Inside the file, each line follows this simple format:

MY_SECRET_KEY=abc123supersecret
DATABASE_URL=mongodb://localhost:27017/myapp
NEXT_PUBLIC_SITE_NAME=My Awesome Blog

A few rules to keep in mind:

  • No spaces around the equals sign. Write KEY=value, not KEY = value.
  • Lines starting with # are comments. Next.js ignores them, so you can use them to leave notes for yourself.
  • No quotes needed around values in most cases (unless the value contains spaces — then wrap it in double quotes).

The Most Important Concept: Two Types of Variables

This is where most beginners get tripped up, so pay close attention. In Next.js, there are two kinds of environment variables, and they behave very differently.

1. Server-only variables (no prefix)

DATABASE_PASSWORD=supersecret123
STRIPE_SECRET_KEY=sk_live_abc...

These are private. Next.js only makes them available on the server — in API routes and server-side code. The browser never sees them. This is exactly what you want for anything sensitive.

2. Public variables (NEXT_PUBLIC_ prefix)

NEXT_PUBLIC_SITE_NAME=My Blog
NEXT_PUBLIC_API_URL=https://api.myservice.com

These are visible to everyone — including the browser. Use this prefix when the value is safe to be public, like a site name or a public-facing API URL. Never put passwords or secret tokens here.

💡 The golden rule: if it's a secret → no prefix. If it's safe to be public → add NEXT_PUBLIC_.

How to Use Variables in Your Code

Once a variable is in your .env.local file, you access it anywhere in your code with process.env.YOUR_VARIABLE_NAME.

In server-side code (API routes, server components):

const secretKey = process.env.MY_SECRET_KEY

In browser/client components:

const siteName = process.env.NEXT_PUBLIC_SITE_NAME

⚠️ Common gotcha: If you try to use a server-only variable (no NEXT_PUBLIC_ prefix) inside a browser component, it will come back as undefined — silently, with no error. If you're seeing undefined where a value should be, this is almost always the reason.

The Different .env Files and When to Use Them

Next.js supports several .env file variations. Here's a simple breakdown:

File When it's used
.env.local Your local machine only. Never committed to Git. This is your go-to.
.env Shared defaults for all environments. Safe for non-secret values.
.env.development Only loaded when running npm run dev.
.env.production Only loaded when running the production build.

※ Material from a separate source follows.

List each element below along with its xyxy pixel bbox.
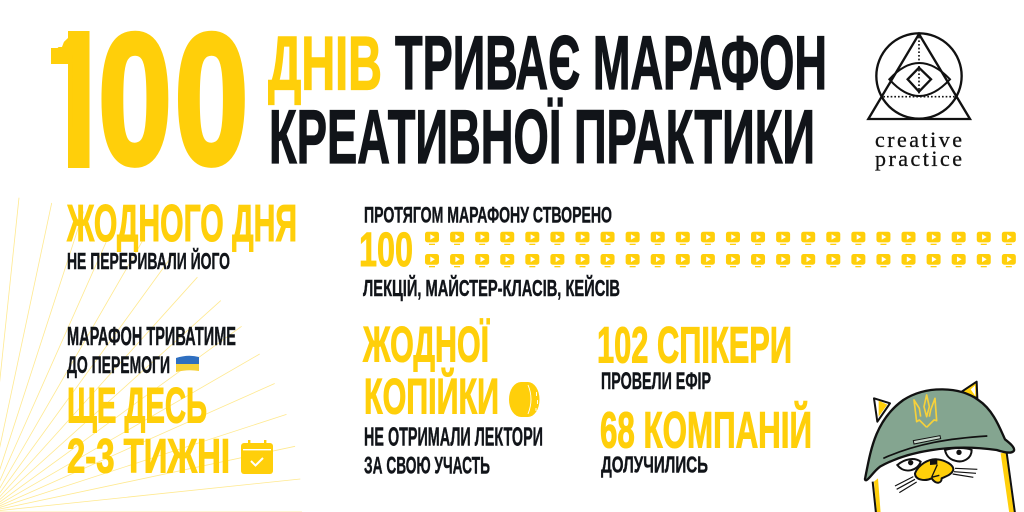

For most projects starting out, you only need .env.local. Done.

The Critical Step: Add .env.local to .gitignore

This is non-negotiable. If you're using Git (and you should be), you need to make sure .env.local is never committed to your repository.

Open your .gitignore file and check that this line is there:

.env.local

Good news: Next.js adds this automatically when you create a new project with create-next-app. But it's always worth double-checking before your first commit.

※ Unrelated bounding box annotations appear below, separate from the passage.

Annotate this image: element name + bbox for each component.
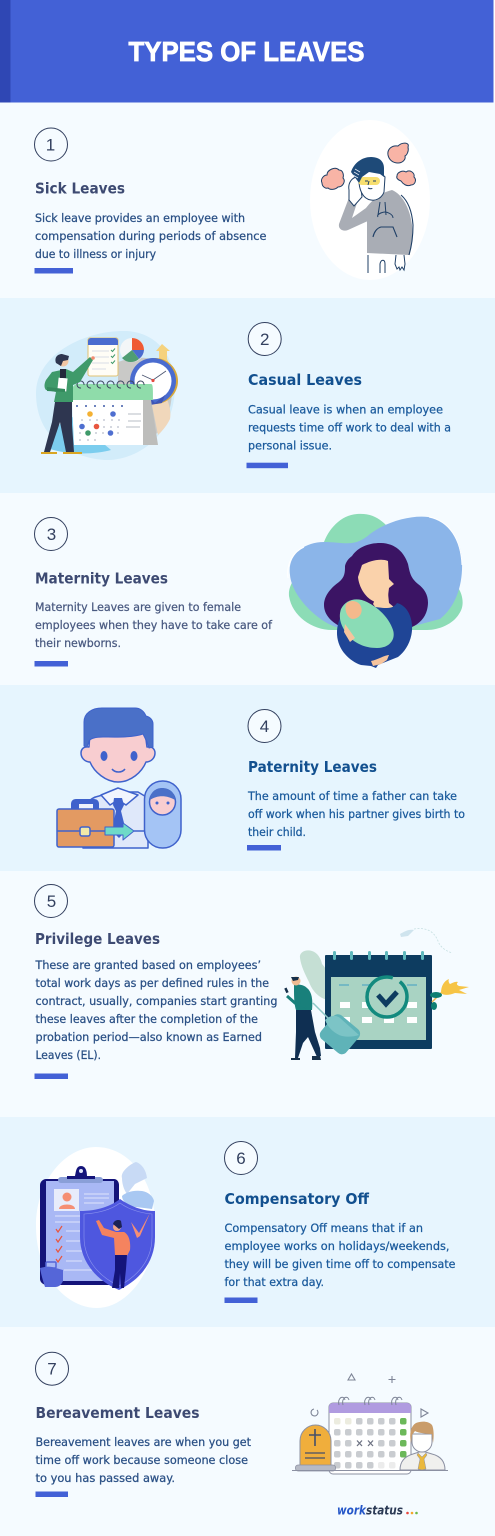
text block: compensatory off description <box>224 1221 456 1289</box>
text block: sick leaves description <box>35 211 266 261</box>
heading: sick leaves: Sick Leaves <box>35 180 125 198</box>
icon: mother holding newborn <box>288 514 463 668</box>
text block: bereavement leaves description: time off work because someone close <box>36 1453 248 1467</box>
text block: privilege leaves description <box>35 958 277 1062</box>
text block: casual leaves description: personal issue. <box>248 438 332 452</box>
text block: maternity leaves description: employees when they have to take care of <box>35 618 273 632</box>
text block: privilege leaves description: total work days as per defined rules in the <box>36 976 269 990</box>
panel: bereavement leaves <box>0 1327 495 1536</box>
heading: paternity leaves: Paternity Leaves <box>248 758 377 776</box>
text block: bereavement leaves description: to you has passed away. <box>36 1471 175 1485</box>
accent bar <box>34 268 73 274</box>
number badge 7: 7 <box>47 1360 57 1379</box>
text block: privilege leaves description: probation period—also known as Earned <box>36 1030 262 1044</box>
text block: casual leaves description: Casual leave is when an employee <box>248 402 443 416</box>
number badge 2: 2 <box>260 330 269 349</box>
number badge 6 <box>224 1142 258 1174</box>
text block: casual leaves description <box>248 402 451 452</box>
icon: calendar, gravestone and mourner <box>292 1374 448 1474</box>
text block: privilege leaves description: contract, usually, companies start granting <box>36 994 278 1008</box>
title: TYPES OF LEAVES <box>128 36 364 67</box>
icon: calendar, traveller and suitcase <box>284 928 469 1060</box>
text block: maternity leaves description: their newborns. <box>35 636 121 650</box>
logo: workstatus: workstatus <box>337 1503 403 1518</box>
header banner <box>0 0 495 102</box>
text block: paternity leaves description: their child. <box>248 825 306 839</box>
text block: sick leaves description: Sick leave provides an employee with <box>35 211 245 225</box>
text block: compensatory off description: they will be given time off to compensate <box>224 1257 456 1271</box>
accent bar <box>36 1492 68 1497</box>
panel: sick leaves <box>0 102 495 298</box>
number badge 4: 4 <box>260 717 269 736</box>
icon: father with briefcase and baby <box>57 708 181 848</box>
text block: bereavement leaves description: Bereavement leaves are when you get <box>36 1435 251 1449</box>
heading: bereavement leaves: Bereavement Leaves <box>36 1404 200 1422</box>
accent bar <box>247 845 281 850</box>
icon: sick man <box>310 120 430 280</box>
heading: maternity leaves: Maternity Leaves <box>35 570 168 588</box>
accent bar <box>34 661 68 666</box>
panel: compensatory off <box>0 1117 495 1327</box>
text block: paternity leaves description <box>247 789 465 839</box>
number badge 4 <box>248 710 281 742</box>
accent bar <box>224 1298 258 1303</box>
panel: maternity leaves <box>0 493 495 685</box>
text block: compensatory off description: employee works on holidays/weekends, <box>224 1239 450 1253</box>
text block: maternity leaves description <box>35 600 273 650</box>
number badge 3 <box>34 518 68 550</box>
number badge 7 <box>36 1352 68 1385</box>
text block: sick leaves description: compensation during periods of absence <box>35 229 266 243</box>
number badge 5 <box>34 884 68 918</box>
number badge 6: 6 <box>236 1149 246 1168</box>
panel: privilege leaves <box>0 871 495 1117</box>
text block: compensatory off description: Compensatory Off means that if an <box>224 1221 423 1235</box>
number badge 2 <box>248 322 281 356</box>
heading: casual leaves: Casual Leaves <box>248 371 362 389</box>
panel: casual leaves <box>0 298 495 493</box>
heading: compensatory off: Compensatory Off <box>224 1190 370 1208</box>
text block: casual leaves description: requests time off work to deal with a <box>248 420 451 434</box>
text block: compensatory off description: for that extra day. <box>224 1275 324 1289</box>
number badge 1: 1 <box>46 136 55 154</box>
text block: paternity leaves description: The amount of time a father can take <box>247 789 457 803</box>
text block: paternity leaves description: off work when his partner gives birth to <box>248 807 465 821</box>
text block: privilege leaves description: These are granted based on employees’ <box>35 958 261 972</box>
text block: privilege leaves description: these leaves after the completion of the <box>36 1012 258 1026</box>
text block: sick leaves description: due to illness or injury <box>35 247 156 261</box>
text block: maternity leaves description: Maternity Leaves are given to female <box>35 600 241 614</box>
heading: privilege leaves: Privilege Leaves <box>35 930 160 948</box>
number badge 5: 5 <box>47 892 56 911</box>
panel: paternity leaves <box>0 685 495 871</box>
text block: bereavement leaves description <box>36 1435 251 1485</box>
number badge 1 <box>34 128 68 161</box>
number badge 3: 3 <box>47 525 56 544</box>
text block: privilege leaves description: Leaves (EL). <box>36 1048 101 1062</box>
icon: clipboard, shield and person <box>36 1147 155 1308</box>
accent bar <box>34 1074 68 1079</box>
accent bar <box>246 463 288 468</box>
icon: man with calendar and clock <box>36 331 178 460</box>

What About Your Teammates (or Deploying to Production)?

Since .env.local never gets shared, your teammates won't have it when they clone the project. The standard solution is to create a .env.example file — a copy of your .env.local but with all the actual values removed: 

# .env.example — copy this file to .env.local and fill in the values

MY_SECRET_KEY=
DATABASE_URL=
NEXT_PUBLIC_SITE_NAME=

Commit this file to Git. It tells anyone who works on the project exactly which variables they need, without exposing the actual secrets.

For deploying to production (Vercel, Netlify, etc.), you don't upload a .env file. Instead, you go to your hosting platform's dashboard and add the environment variables directly in their settings panel. The platform injects them securely at build and runtime.

A Quick Recap

  • A .env file keeps sensitive values out of your code.
  • Use .env.local for local development — it stays on your machine.
  • No prefix → server only (private). NEXT_PUBLIC_ prefix → available in the browser too.
  • Access values in code with process.env.VARIABLE_NAME.
  • Always have .env.local in your .gitignore.
  • Share a .env.example with your team so they know what variables are needed.
  • On production, set variables in your hosting platform's dashboard.

That's really all there is to it. The .env file looks intimidating the first time you see it, but it's one of the simplest and most important habits to build as a developer. Once it clicks, you'll wonder how you ever worked without it.